With Panzura, I can install appliances in multiple locations to replace the current networks-attached storage (NAS) infrastructure. The controllers will make up a file system across my organization, exchanging metadata continuously. They also deduplicate the data and replicate it either directly from appliance to appliance or through a storage cloud, like a public cloud provider.
Users all see the same file system and can access any file, subject to file permissions, regardless of where it was created. As in a caching system like WAFS, when a user requests to open a file that isn’t stored locally, its data moves to the top of the replication queue. Administrators can set replication policies to preload folders to specific locations.

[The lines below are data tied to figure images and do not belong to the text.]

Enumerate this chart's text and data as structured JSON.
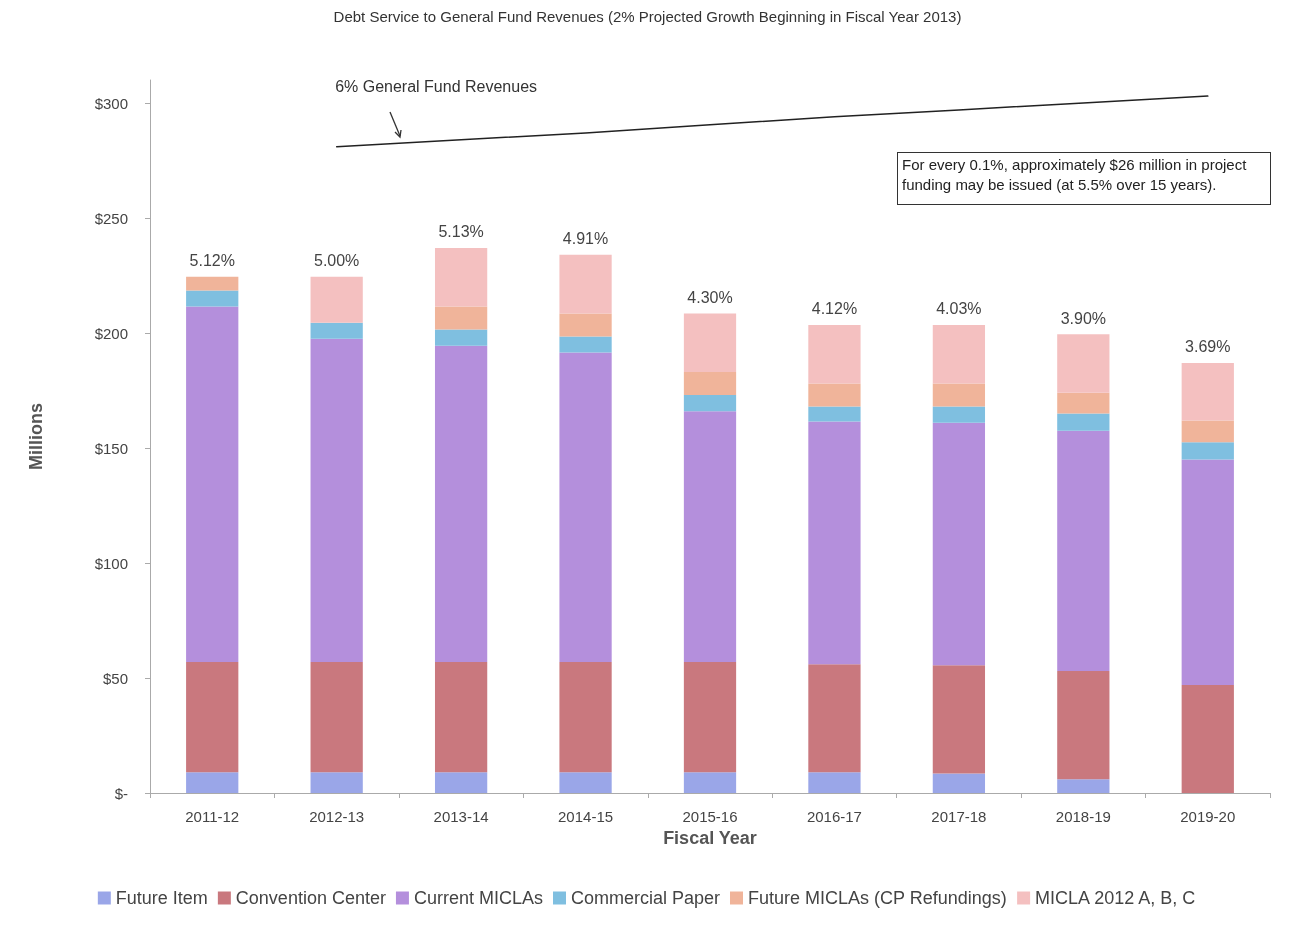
{
  "chart_data": {
    "type": "bar",
    "stacked": true,
    "title": "Debt Service to General Fund Revenues (2% Projected Growth Beginning in Fiscal Year 2013)",
    "xlabel": "Fiscal Year",
    "ylabel": "Millions",
    "categories": [
      "2011-12",
      "2012-13",
      "2013-14",
      "2014-15",
      "2015-16",
      "2016-17",
      "2017-18",
      "2018-19",
      "2019-20"
    ],
    "series": [
      {
        "name": "Future Item",
        "color": "#9aa6e8",
        "values": [
          9,
          9,
          9,
          9,
          9,
          9,
          8.5,
          6,
          0
        ]
      },
      {
        "name": "Convention Center",
        "color": "#c9787e",
        "values": [
          48,
          48,
          48,
          48,
          48,
          47,
          47,
          47,
          47
        ]
      },
      {
        "name": "Current MICLAs",
        "color": "#b48fdc",
        "values": [
          154.5,
          140.5,
          137.5,
          134.5,
          109,
          105.5,
          105.5,
          104.5,
          98
        ]
      },
      {
        "name": "Commercial Paper",
        "color": "#7fbfe0",
        "values": [
          7,
          7,
          7,
          7,
          7,
          6.5,
          7,
          7.5,
          7.5
        ]
      },
      {
        "name": "Future MICLAs (CP Refundings)",
        "color": "#f0b49a",
        "values": [
          6,
          0,
          10,
          10,
          10,
          10,
          10,
          9,
          9.5
        ]
      },
      {
        "name": "MICLA 2012 A, B, C",
        "color": "#f4c0c0",
        "values": [
          0,
          20,
          25.5,
          25.5,
          25.5,
          25.5,
          25.5,
          25.5,
          25
        ]
      },
      {
        "name": "6% General Fund Revenues",
        "type": "line",
        "color": "#222222",
        "values": [
          null,
          281,
          284,
          287,
          290.5,
          294,
          297,
          300,
          303
        ]
      }
    ],
    "ylim": [
      0,
      310
    ],
    "yticks": [
      {
        "value": 0,
        "label": "$-"
      },
      {
        "value": 50,
        "label": "$50"
      },
      {
        "value": 100,
        "label": "$100"
      },
      {
        "value": 150,
        "label": "$150"
      },
      {
        "value": 200,
        "label": "$200"
      },
      {
        "value": 250,
        "label": "$250"
      },
      {
        "value": 300,
        "label": "$300"
      }
    ],
    "annotations": [
      "For every 0.1%, approximately $26 million in project funding may be issued (at 5.5% over 15 years).",
      {
        "text": "5.12%",
        "x": "2011-12",
        "y": 224.5
      },
      {
        "text": "5.00%",
        "x": "2012-13",
        "y": 224.5
      },
      {
        "text": "5.13%",
        "x": "2013-14",
        "y": 237
      },
      {
        "text": "4.91%",
        "x": "2014-15",
        "y": 234
      },
      {
        "text": "4.30%",
        "x": "2015-16",
        "y": 208.5
      },
      {
        "text": "4.12%",
        "x": "2016-17",
        "y": 203.5
      },
      {
        "text": "4.03%",
        "x": "2017-18",
        "y": 203.5
      },
      {
        "text": "3.90%",
        "x": "2018-19",
        "y": 199.5
      },
      {
        "text": "3.69%",
        "x": "2019-20",
        "y": 187
      }
    ],
    "grid": false,
    "legend": "bottom",
    "marker": "none",
    "line_style": "solid"
  }
}
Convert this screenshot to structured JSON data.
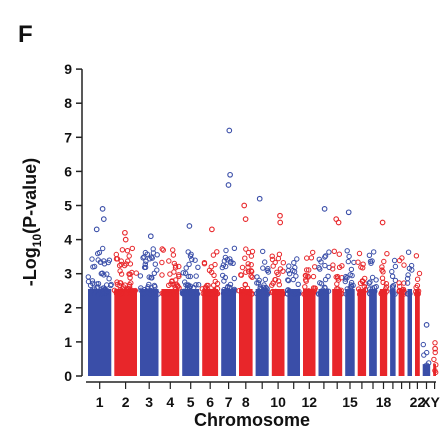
{
  "panel_label": "F",
  "chart_data": {
    "type": "scatter",
    "subtype": "manhattan",
    "title": "",
    "xlabel": "Chromosome",
    "ylabel": "-Log10(P-value)",
    "ylim": [
      0,
      9
    ],
    "y_ticks": [
      0,
      1,
      2,
      3,
      4,
      5,
      6,
      7,
      8,
      9
    ],
    "grid": false,
    "legend": "none",
    "x_tick_labels": [
      "1",
      "2",
      "3",
      "4",
      "5",
      "6",
      "7",
      "8",
      "10",
      "12",
      "15",
      "18",
      "22",
      "XY"
    ],
    "chromosomes": [
      "1",
      "2",
      "3",
      "4",
      "5",
      "6",
      "7",
      "8",
      "9",
      "10",
      "11",
      "12",
      "13",
      "14",
      "15",
      "16",
      "17",
      "18",
      "19",
      "20",
      "21",
      "22",
      "X",
      "Y"
    ],
    "colors": [
      "#3a4ea8",
      "#e8262a"
    ],
    "points": [
      {
        "chrom": "1",
        "y": 4.9
      },
      {
        "chrom": "1",
        "y": 4.6
      },
      {
        "chrom": "1",
        "y": 4.3
      },
      {
        "chrom": "2",
        "y": 4.2
      },
      {
        "chrom": "2",
        "y": 4.0
      },
      {
        "chrom": "3",
        "y": 4.1
      },
      {
        "chrom": "5",
        "y": 4.4
      },
      {
        "chrom": "6",
        "y": 4.3
      },
      {
        "chrom": "7",
        "y": 7.2
      },
      {
        "chrom": "7",
        "y": 5.9
      },
      {
        "chrom": "7",
        "y": 5.6
      },
      {
        "chrom": "8",
        "y": 5.0
      },
      {
        "chrom": "8",
        "y": 4.6
      },
      {
        "chrom": "9",
        "y": 5.2
      },
      {
        "chrom": "10",
        "y": 4.7
      },
      {
        "chrom": "10",
        "y": 4.5
      },
      {
        "chrom": "13",
        "y": 4.9
      },
      {
        "chrom": "14",
        "y": 4.6
      },
      {
        "chrom": "14",
        "y": 4.5
      },
      {
        "chrom": "15",
        "y": 4.8
      },
      {
        "chrom": "18",
        "y": 4.5
      },
      {
        "chrom": "X",
        "y": 1.5
      },
      {
        "chrom": "Y",
        "y": 0.8
      }
    ]
  }
}
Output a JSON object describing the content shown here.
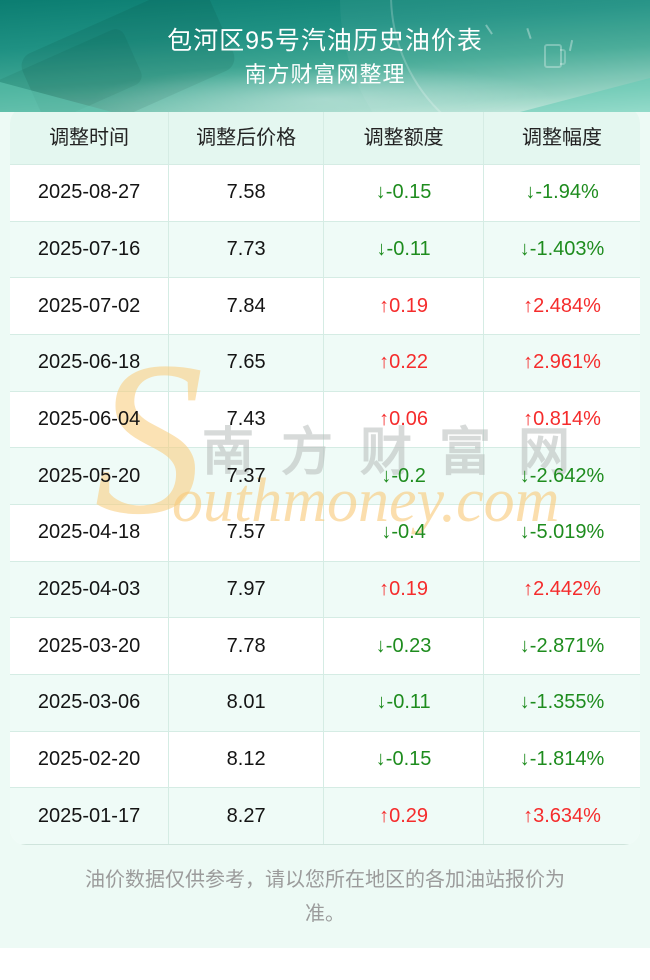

Appliances have local disk and optional flash, so users won’t have to give up performance to get the wide area coverage. Just as admins can pin folders to locations to ensure there’s always a local copy, they can assign tiering policies to folders so your .VMDKs get the performance boost of flash but user’s ARCHIVE.PSTs stay put on spinning disk. Panzura has physical appliances based on standard one- and two-rack unit servers. The 2U system can be expanded to more than 100 spindles at the high end, and a virtual appliance for vSphere can serve small sites or fill-in in emergencies.
Using a public cloud provider as the back end makes the whole thing even better in several ways. First, it provides unlimited capacity, relieving the system administrators from having to track and manage free space. It also provides unlimited snapshots—one Panzura client has more than 45,000 snapshots in place. Data in the system is encrypted using AES, regardless of whether a public cloud provider is involved.
While the Alto Cloud File System is impressive, the latency involved in allowing users in different locations to access the same file system has required the company to make a few small compromises. The Panzura system locks files when applications request a record lock, which makes it unsuitable for Access databases and similar applications that are luckily fading into history anyway.
As part of the metadata, the Panzura system keeps track of where each file was modified last. In the event of a WAN failure, users get read/write access to files that were last modified locally and read-only access to files last modified in another location. While this may result in some inconvenience, it’s a step up from either denying write access altogether or relying on a last update wins replication model.
While very small organizations can use Dropbox or Sugarsync to replicate files between locations, and create a backup copy while they’re at it, those services don’t provide the scale or level of service even a midsize company needs.
Panzura’s Alto is another valuable tool in my storage architect’s toolkit, and I can see myself using it in situations with and without a private cloud back end.